COVID-19 presents a unique challenge for police agencies around the globe. They must find ways to ensure officer safety while conducting community patrols and remaining accessible to citizens. At the same time, they face quarantines, limited access to government facilities, and social distancing measures that can discourage people from reporting crimes.
In Honduras, the nationwide police agency was already involved in an effort to improve community relations when the pandemic inspired a new way for officers to serve as helpers. The Honduras Model Police Precinct (MPP) Project is funded by the U.S. Department of State, Bureau of Anti-Narcotics and Law Enforcement, and is implemented by RTI International. Building on the experiences of a similar project in Guatemala, the Honduras MPP team is enhancing public safety and security in the three largest cities in Honduras: Tegucigalpa, San Pedro Sula, and La Ceiba.
We were in our second year of implementing MPP in Honduras when the country saw its first COVID-19 cases. Honduras has now seen more than 55,000 confirmed cases and nearly 1,700 associated fatalities.

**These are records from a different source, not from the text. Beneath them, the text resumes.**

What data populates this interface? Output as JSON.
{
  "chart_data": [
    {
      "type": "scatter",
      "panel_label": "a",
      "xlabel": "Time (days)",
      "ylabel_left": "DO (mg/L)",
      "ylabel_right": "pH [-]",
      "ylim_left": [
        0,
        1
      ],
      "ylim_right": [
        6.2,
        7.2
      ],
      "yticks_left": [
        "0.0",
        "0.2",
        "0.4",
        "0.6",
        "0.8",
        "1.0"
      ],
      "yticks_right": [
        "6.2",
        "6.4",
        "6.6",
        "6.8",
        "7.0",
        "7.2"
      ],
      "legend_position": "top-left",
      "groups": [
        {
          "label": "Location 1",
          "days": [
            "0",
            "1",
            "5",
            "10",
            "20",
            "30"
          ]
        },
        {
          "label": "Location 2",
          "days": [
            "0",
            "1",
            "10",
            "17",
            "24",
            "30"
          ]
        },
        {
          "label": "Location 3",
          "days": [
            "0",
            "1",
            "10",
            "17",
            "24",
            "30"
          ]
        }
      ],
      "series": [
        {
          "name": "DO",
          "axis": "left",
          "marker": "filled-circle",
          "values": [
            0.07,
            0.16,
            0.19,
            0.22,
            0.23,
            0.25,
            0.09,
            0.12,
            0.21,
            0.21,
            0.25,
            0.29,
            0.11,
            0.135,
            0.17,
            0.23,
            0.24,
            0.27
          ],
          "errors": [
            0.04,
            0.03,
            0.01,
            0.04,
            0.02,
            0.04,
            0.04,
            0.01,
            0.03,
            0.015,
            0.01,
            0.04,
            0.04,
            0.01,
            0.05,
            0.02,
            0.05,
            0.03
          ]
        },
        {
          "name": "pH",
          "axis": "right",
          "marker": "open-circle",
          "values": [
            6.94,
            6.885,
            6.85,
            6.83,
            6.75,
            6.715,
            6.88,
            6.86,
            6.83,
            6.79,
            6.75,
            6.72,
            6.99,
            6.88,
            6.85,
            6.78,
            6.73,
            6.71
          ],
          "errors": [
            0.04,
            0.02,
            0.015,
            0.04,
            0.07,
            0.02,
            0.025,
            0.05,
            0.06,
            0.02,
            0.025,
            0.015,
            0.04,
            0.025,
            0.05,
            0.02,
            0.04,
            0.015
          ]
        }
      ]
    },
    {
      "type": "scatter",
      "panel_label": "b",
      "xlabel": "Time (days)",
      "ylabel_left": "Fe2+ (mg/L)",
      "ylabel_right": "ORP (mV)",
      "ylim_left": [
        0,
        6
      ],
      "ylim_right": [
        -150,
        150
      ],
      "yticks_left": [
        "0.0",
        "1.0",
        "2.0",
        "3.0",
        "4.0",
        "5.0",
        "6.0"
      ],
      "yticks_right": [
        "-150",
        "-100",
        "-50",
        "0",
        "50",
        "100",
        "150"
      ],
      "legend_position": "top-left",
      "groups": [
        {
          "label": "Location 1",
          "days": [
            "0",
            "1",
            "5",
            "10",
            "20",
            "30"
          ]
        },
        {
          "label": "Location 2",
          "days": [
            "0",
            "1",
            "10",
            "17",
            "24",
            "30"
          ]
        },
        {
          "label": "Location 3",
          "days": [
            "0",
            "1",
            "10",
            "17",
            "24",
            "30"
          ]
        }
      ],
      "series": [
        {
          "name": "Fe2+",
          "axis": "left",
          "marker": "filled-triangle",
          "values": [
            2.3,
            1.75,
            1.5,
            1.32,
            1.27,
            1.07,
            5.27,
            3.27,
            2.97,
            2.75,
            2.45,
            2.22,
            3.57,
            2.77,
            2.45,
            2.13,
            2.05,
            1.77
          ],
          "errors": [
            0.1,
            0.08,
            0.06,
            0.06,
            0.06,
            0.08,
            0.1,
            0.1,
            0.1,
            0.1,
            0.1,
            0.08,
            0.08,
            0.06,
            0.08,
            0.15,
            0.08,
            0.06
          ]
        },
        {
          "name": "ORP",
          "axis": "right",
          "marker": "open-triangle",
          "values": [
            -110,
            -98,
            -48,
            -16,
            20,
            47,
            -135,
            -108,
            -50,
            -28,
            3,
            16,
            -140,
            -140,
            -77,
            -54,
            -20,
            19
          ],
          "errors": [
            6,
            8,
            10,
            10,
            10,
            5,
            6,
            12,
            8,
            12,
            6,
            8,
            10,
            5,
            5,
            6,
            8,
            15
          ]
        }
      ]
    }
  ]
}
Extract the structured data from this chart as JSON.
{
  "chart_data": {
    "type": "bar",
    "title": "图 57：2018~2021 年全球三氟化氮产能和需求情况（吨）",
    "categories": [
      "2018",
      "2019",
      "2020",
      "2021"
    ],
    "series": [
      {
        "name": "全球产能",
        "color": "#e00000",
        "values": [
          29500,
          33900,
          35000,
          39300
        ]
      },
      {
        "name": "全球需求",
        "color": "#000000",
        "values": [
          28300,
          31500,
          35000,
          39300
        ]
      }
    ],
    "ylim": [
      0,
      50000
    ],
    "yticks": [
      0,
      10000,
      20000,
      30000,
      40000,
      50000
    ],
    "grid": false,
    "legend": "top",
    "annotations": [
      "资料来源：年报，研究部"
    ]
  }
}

Concerned about the community impacts of violence and criminal activities during the pandemic, RTI has closely monitored the situation in Central America. Our research in Guatemala has shown a steady increase of gender-based violence reports made to 911 emergency lines during the outbreak. During the same period, health officials have collected fewer reported incidents of abuse involving children and young people. As a result of quarantines and other travel restrictions, in-person reporting of crimes to the police in both Guatemala and Honduras has declined steeply compared to same time periods last year, according to unpublished USAID project reports. These concerns led us to think about innovative strategies that would increase police visibility and accessibility in the communities where we work in Honduras with the intent of promoting trust in the police and encouraging victims to report crimes.
Prior to the COVID-19 crisis, the Honduras MPP Project actively encouraged community outreach activities by the Honduran National Police including such events as “coffee with the police,” crime prevention activities, community surveys, and demonstration activities. All of these activities have since been suspended in an effort to reduce mass gatherings and control the spread of the virus. Instead, RTI developed a new outreach program with the Honduras National Police (HNP) to deliver bags of groceries to citizens living in economically vulnerable, high-risk communities in Tegucigalpa, San Pedro Sula, La Ceiba, and La Lima in areas where the MPP work is targeted. The outreach activity is known as “Bolsas Comunitarias,” or community bags.
The RTI project team is responsible for coordinating the procurement of the groceries which include staples such as rice, sugar, flour, pasta, and some hygiene items such as toilet paper, bleach, and disinfectants. The Honduran National Police assemble the bags and deliver the supplies door-to-door in the most economically depressed areas in the communities where they work. With each stop, the police engage with the recipient to document the delivery of the supplies. Each bag includes a card that invites recipients to call or text the RTI staff for a brief follow-up survey regarding their interaction with police.
In the first wave of deliveries, June 23-29, the police delivered 360 bags of groceries. Just over one-fifth of recipients (20.8%) voluntarily followed up by text or phone call to offer their reflections of the experience. Once contacted, RTI staff would follow-up to conduct an interview by phone. Of the 56 completed surveys, the response was especially positive and appreciative. Over half (56.0%) reported that their economic situation was bad or very bad and that the groceries made a significant impact on their well-being. Only five of the respondents were employed at the time of the interview, and only one of these was employed in the formal economy.
The primary objective of this activity was to increase the likelihood that victims of crime would make a report to police. The convenience methods of the survey are biased towards those with the ability to read the card and towards those who have a cell phone to make the follow-up contact. Also, there is a self-selection bias based on those choosing to offer comments. Despite these limitations, the respondents interviewed appreciated the outreach effort and 92.0% believed this activity was a service activity that the police should be doing and 98.3% said this activity improved their perceptions of the police.
Trust in the police in Honduras is fragile, but the Bolsas Communitarias activity generated a very positive response. Nearly all respondents – 91.5 percent – said they felt the activity was an important step toward increasing the community’s sense of security and trust toward the police. The same percentage said activities like this would make them more likely to report crime.
Police outreach efforts during the COVID-19 crisis are critical for community safety. The groceries reassure residents that police are interested in their well-being. Perhaps most importantly, the increased police accessibility helps to build trust that will undoubtedly outlast the quarantines and travel restrictions. The Embassy has prioritized these activities, based on the preliminary evaluation results, and it seems likely this program will be expanded into other Honduran communities.